Partita in frigo? Macchè, in questa Udinese c’è sempre qualcuno che fa

la cavolata o le cavolate, siano un rigore, un’autorete e fesserie

varie.

Poco più del doppio di tempo, tredici minuti, ci ha messo il Venezia

per pareggiare. Roba da sbiancare, da sputare bile a litri. Non c’era

Kabasele, stavolta, ci ha pensato il portiere Sava a sostituirlo nello

show degli orrori facendosi infilare dapprima da Nicolussi, che per

quanto bravo nei piazzati non sarebbe andato da nessuna parte

calciando da oltre 25 metri se appena il portiere fosse stato

concentrato, mentre è partito tardi e con poca spinta. E poi,

sull’ennesimo spiovente sotto porta, Sava è uscito male, fallendo il

rinvio di pugno nella mischia dalla quale è sgusciato vincitore il

danese Gytkjaer.

Che cosa c’entrava Runjaic con tutto ciò? Nulla, eppure sarebbe finito

lui sulla graticola. Ma siccome anche nel calcio talvolta l’ago della

bilancia va dalla parte giusta, ecco finalmente emergere la dote

invocata dal tecnico, il fuoco come intraprendenza e coraggio. Si è

accesa in un difensore, Oumar Solet, provvidenziale innesto invernale,

che si annoiava a far flanella dietro: viene su di potenza, raggiunge

l’area, fa fuori di tecnica tre birilli veneziani e porge indietro il

cioccolatino a Bravo, astuto a far filtrare il pallone decisivo che fa

riassaporare la vittoria casalinga dopo tre mesi (l’ultima del 25

ottobre: 2-0 al Cagliari).

Iker Bravo, ovvero il giovane spagnolo mandato in campo da Runjaic al

posto dello spento Alexis Sanchez, la delusione di giornata.
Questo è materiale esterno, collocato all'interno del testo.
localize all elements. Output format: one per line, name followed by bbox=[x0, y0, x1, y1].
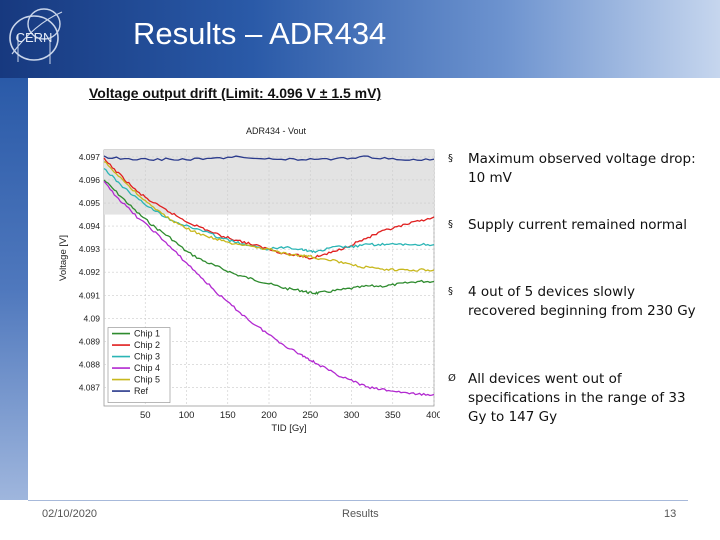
bullet-text: Maximum observed voltage drop: 10 mV bbox=[468, 151, 696, 186]
x-axis-label: TID [Gy] bbox=[271, 423, 306, 434]
bullet-marker: § bbox=[448, 286, 453, 297]
logo-text: CERN bbox=[16, 30, 53, 45]
y-tick-label: 4.094 bbox=[79, 221, 101, 231]
legend-label: Chip 2 bbox=[134, 340, 160, 350]
y-tick-label: 4.093 bbox=[79, 244, 101, 254]
bullet-marker: § bbox=[448, 153, 453, 164]
y-tick-label: 4.097 bbox=[79, 152, 101, 162]
y-tick-label: 4.09 bbox=[83, 313, 100, 323]
bullet-item-2: § Supply current remained normal bbox=[448, 216, 698, 235]
bullet-text: All devices went out of specifications i… bbox=[468, 371, 686, 425]
x-tick-label: 50 bbox=[140, 410, 151, 421]
footer-section: Results bbox=[342, 508, 379, 520]
slide-title: Results – ADR434 bbox=[133, 16, 387, 51]
x-tick-label: 200 bbox=[261, 410, 277, 421]
voltage-drift-chart: ADR434 - Vout 4.097 4.096 4.095 4.094 4.093 4… bbox=[58, 126, 440, 434]
y-tick-label: 4.088 bbox=[79, 359, 101, 369]
slide-subtitle: Voltage output drift (Limit: 4.096 V ± 1… bbox=[89, 85, 382, 101]
legend-label: Ref bbox=[134, 386, 149, 396]
x-tick-label: 100 bbox=[179, 410, 195, 421]
footer-page-number: 13 bbox=[664, 508, 677, 520]
bullet-item-1: § Maximum observed voltage drop: 10 mV bbox=[448, 150, 698, 188]
x-tick-label: 300 bbox=[344, 410, 360, 421]
legend-label: Chip 4 bbox=[134, 363, 160, 373]
x-tick-label: 250 bbox=[302, 410, 318, 421]
cern-logo-icon: CERN bbox=[9, 8, 63, 64]
header-band bbox=[0, 0, 720, 78]
chart-title: ADR434 - Vout bbox=[246, 126, 307, 136]
series-line-chip-1 bbox=[103, 179, 435, 295]
legend-label: Chip 3 bbox=[134, 352, 160, 362]
series-line-ref bbox=[103, 155, 435, 162]
y-tick-label: 4.089 bbox=[79, 336, 101, 346]
y-tick-label: 4.091 bbox=[79, 290, 101, 300]
footer-date: 02/10/2020 bbox=[42, 508, 98, 520]
legend-label: Chip 1 bbox=[134, 329, 160, 339]
series-line-chip-3 bbox=[103, 167, 435, 254]
bullet-marker: § bbox=[448, 219, 453, 230]
bullet-marker: Ø bbox=[448, 373, 456, 384]
y-tick-label: 4.095 bbox=[79, 198, 101, 208]
y-tick-label: 4.092 bbox=[79, 267, 101, 277]
series-line-chip-2 bbox=[103, 157, 435, 260]
series-line-chip-5 bbox=[103, 161, 435, 272]
footer-divider bbox=[28, 500, 688, 501]
y-tick-label: 4.096 bbox=[79, 175, 101, 185]
x-tick-label: 400 bbox=[426, 410, 440, 421]
bullet-item-3: § 4 out of 5 devices slowly recovered be… bbox=[448, 283, 698, 321]
legend-label: Chip 5 bbox=[134, 375, 160, 385]
bullet-text: 4 out of 5 devices slowly recovered begi… bbox=[468, 284, 696, 319]
series-line-chip-4 bbox=[103, 180, 435, 397]
y-tick-label: 4.087 bbox=[79, 383, 101, 393]
legend-box bbox=[107, 327, 171, 403]
bullet-text: Supply current remained normal bbox=[468, 217, 688, 233]
x-tick-label: 150 bbox=[220, 410, 236, 421]
bullet-item-4: Ø All devices went out of specifications… bbox=[448, 370, 698, 427]
x-tick-label: 350 bbox=[385, 410, 401, 421]
y-axis-label: Voltage [V] bbox=[58, 235, 69, 281]
left-band bbox=[0, 78, 28, 500]
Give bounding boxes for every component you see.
E così l’allenatore diventa genio, potrà godersi una settimana di pace

dall’alto dei 29 punti nel mare della tranquillità, in attesa di

incrociare domenica sera il Napoli in una partita in cui l’Udinese

avrà tutto da guadagnare. Se stavolta la squadra bianconera ha

assorbito in qualche modo il labile apporto dell’anziano asso cileno,

al Maradona non potrà permettersi una presenza impalpabile, che non

incide a livello tecnico e di personalità. Da come la vedo io,

difficilmente Sanchez troverà posto nell’undici di partenza, a meno

che l’orgoglio del campione, sollecitato da cotanto avversario, non

vinca la sfida contro l’età e motivazioni annacquate.